Besides providing a tiny glimpse into the lives of Filipino migrant laborers in Hong Kong, (for whom much greater space will be made in the wonderful Pinoy Sunday, part of next month's Taiwan Film Days series), Ann Hui's All About Love (De xian chao fan, 2010) adds some LGBT flavor to the cosmopolitan blend in a love hexagon featuring actresses Sandra Ng and Vivian Chow. The film throws in feminist and queer political points at a peppering pace, showing the impact of patriarchal culture on men as well as bi-phobia in the lesbian community all while using the sweetness of comedy to help the medicine go down.
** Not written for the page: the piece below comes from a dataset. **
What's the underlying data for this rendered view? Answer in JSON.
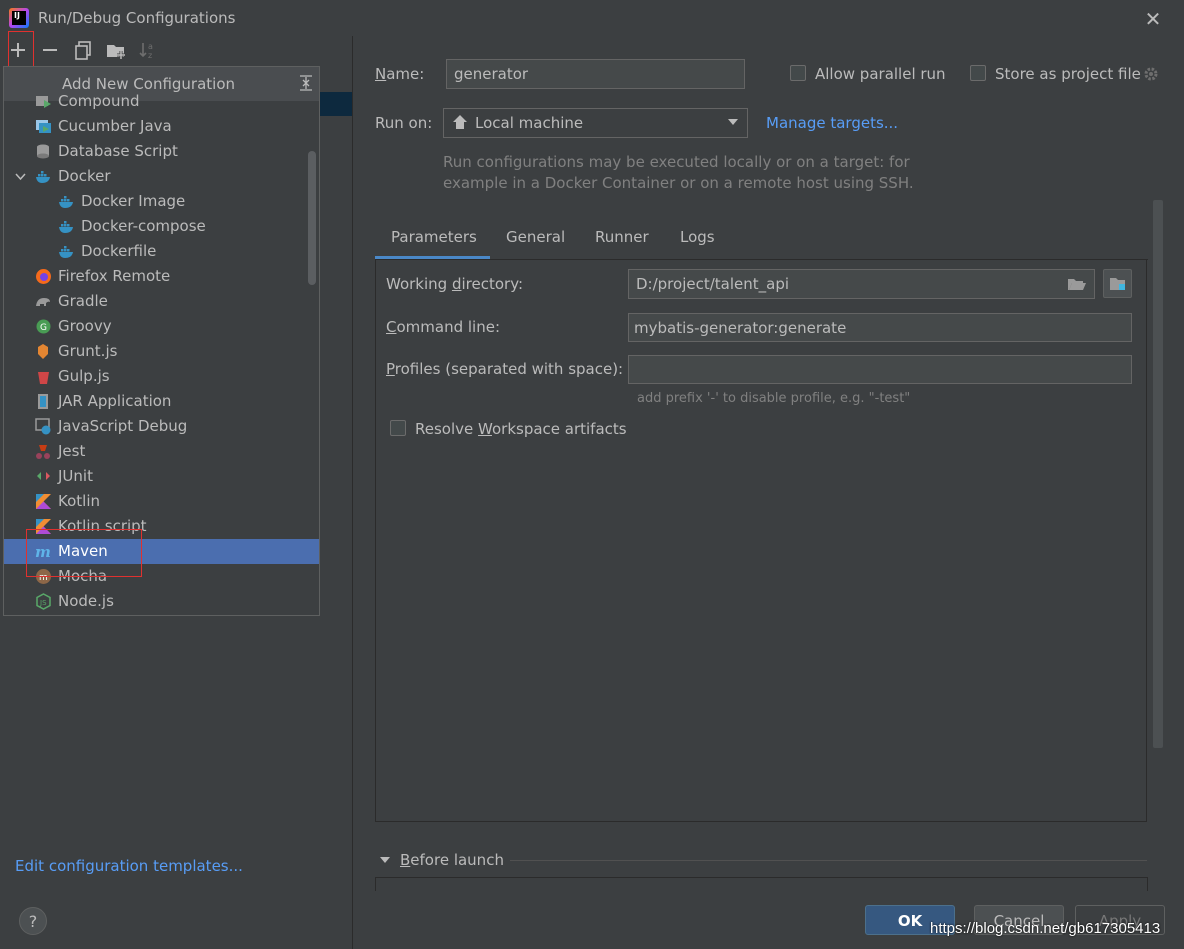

The audience is propelled into the dizzyingly confused world of the characters by dancing dialogue and the regular use of the infamous escalators that link the Central and Western Districts of Hong Kong, where our two primary lovebirds keep changing directions from one apartment to another and back again.

Alex Law's Echoes of the Rainbow (Shui yuet san tau, 2010) had me feeling nostalgic for a time and place I've never experienced. Hairstyles, fashions and music of 1960s Hong Kong color Echoes of the Rainbow's scenes seen through the little eyes of a young boy nicknamed Big Ears. It’s one of three films to feature Sandra Ng in this mini-festival. Although she’s known for her comedic work, fully on display in different ways in Mr. and Mrs. Incredible (more slapstick comedy) and All About Love (more situational comedy), Ng is in top form in her part in this dramatic film of a family (Simon Yam playing her husband equally expertly) whose economic situation seems secure until a son's scholarly and physical success begins to falter and calamity strikes their store's inventory. The use of documentary footage puts a very particular 1960s Hong Kong mark on this otherwise universal narrative of a family's efforts to survive and provide a better future for their children. It won a slew of honors (for screenplay, actor, new performer, original song) in Hong Kong’s Film Awards last year.

After some intimate images of our City by the Bay in the opening sequences, Yan Yan Mak and Celment Cheng's romantic drama Merry-Go-Round (Dongfeng po, 2010) sends two San Francisco-based characters jetting off to Hong Kong for the rest of the film, one to reconcile her past, the other to come to terms with her future. Following the indie film tradition of slowly revealing character connections as the narrative progresses, we are provided many flashbacks to the 1940s interspersed in less than obvious transitions that add to the complexity of the relationships. If Eva, played by Nora Miao, looks like she can't possibly be in her 80s as the film's storyline suggests, an effort to dismiss this visual dissonance is attempted when Eva says she's able to look younger than a fellow practitioner of Chinese medicine who is her same age because she started using Chinese medicine much earlier than him.

What stands out about Merry-Go-Round for a San Franciscan may be how it reveals the interconnected histories of these two polyphonous destinations: Both cities were global before “globalization” became the buzz word. (Echoes of The Rainbow hints briefly at this history as well when we scan packages heading for 2550 Van Ness Avenue. Presently the site of the Heritage Marina Hotel, that address first appears in the Polk's San Francisco City Directory of 1964-1965 as the Continental Lodge Motel.) This is a history San Francisco reminds you about every day, perhaps because your family tree hails back to Hong Kong, or because your work or play takes you along the more signifying routes of this history, the 30 Stockton, 1 California, N-Judah and the neighborhoods of Chinatown, the Richmond, or the Sunset those lines feed. Merry-Go-Round offers a perfect example of why this city needs, and deserves, a festival of Hong Kong Cinema.